GR: Como você faz para se manter atualizado de todas as novidades da área? É possível decifrar as publicações científicas ou se valem mais dos releases das publicações para entenderem o que foi feito?

RJL: Fazendo o que você disse: lendo as publicações científicas e conversando com cientistas. Os jornalistas têm a grande facilidade de poderem se cadastrar junto às grandes revistas científicas e lerem de graça os artigos de maior impacto. É possível decifrar ao menos o conteúdo principal desses artigos se você tiver uma base boa de ciência no ensino médio e vontade de aprender. Quanto mais você se dedica a entender as questões científicas, mais fácil fica decifrar tais textos.

GR: Com casos de fraudes e outros problemas, você considera que o conhecimento científico pode ser considerado confiável? Por quê? Como não sendo especialista no assunto pode conferir a correção do que é apresentado pelos cientistas? Acha que um cidadão comum tem mecanismos para fazer essa conferência?
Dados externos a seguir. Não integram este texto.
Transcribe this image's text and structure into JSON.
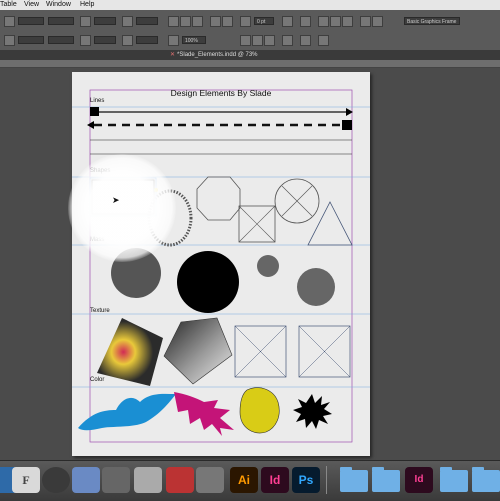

RJL: De fato, é um conhecimento que não pode ser seguido cegamente -- mas isso vale para qualquer outro tipo de conhecimento. O importante é o sistema de autocorreção da ciência, em que resultados precisam ser replicados por outros pesquisadores para valer, e todos querem tentar achar as fraquezas nos dados e no raciocínio dos outros. Há uma certa seleção natural. Sobre não ser especialista: até aí, também dentro das ciências a especialização é tamanha que pouca gente seria capaz de se considerar expert em tudo. Creio que o importante é tentar entender o grande quadro teórico no qual uma pesquisa se insere, ver se há coerência dentro dele, e sempre ter em mente que aquele resultado é provisório. O mesmo vale para o cidadão comum: ele tem de estar ciente sobre como a ciência é provisória e tomar decisões com base nisso, inclusive não subordinando absolutamente políticas e diretrizes éticas apenas aos dados da ciência, embora recebendo o input dela.

GR: Qual a importância do conhecimento de ciências na vida do cidadão comum? E do jornalismo de ciências?

RJL: Claro que a inovação tecnológica e o crescimento econômico hoje dependem da ciência. Desafios éticos estão por todo o lado nas ciências da vida modernas. Mas o mais importante, creio, é a ampliação dos horizontes humanos que a ciência proporciona, e é isso que todos nós podemos e devemos ter em mente. Pro jornalista da área, além de ser uma ferramenta básica, o conhecimento de ciências é a principal arma para fomentar uma sociedade que entenda melhor o Universo e a si mesmo. E isso não tem preço.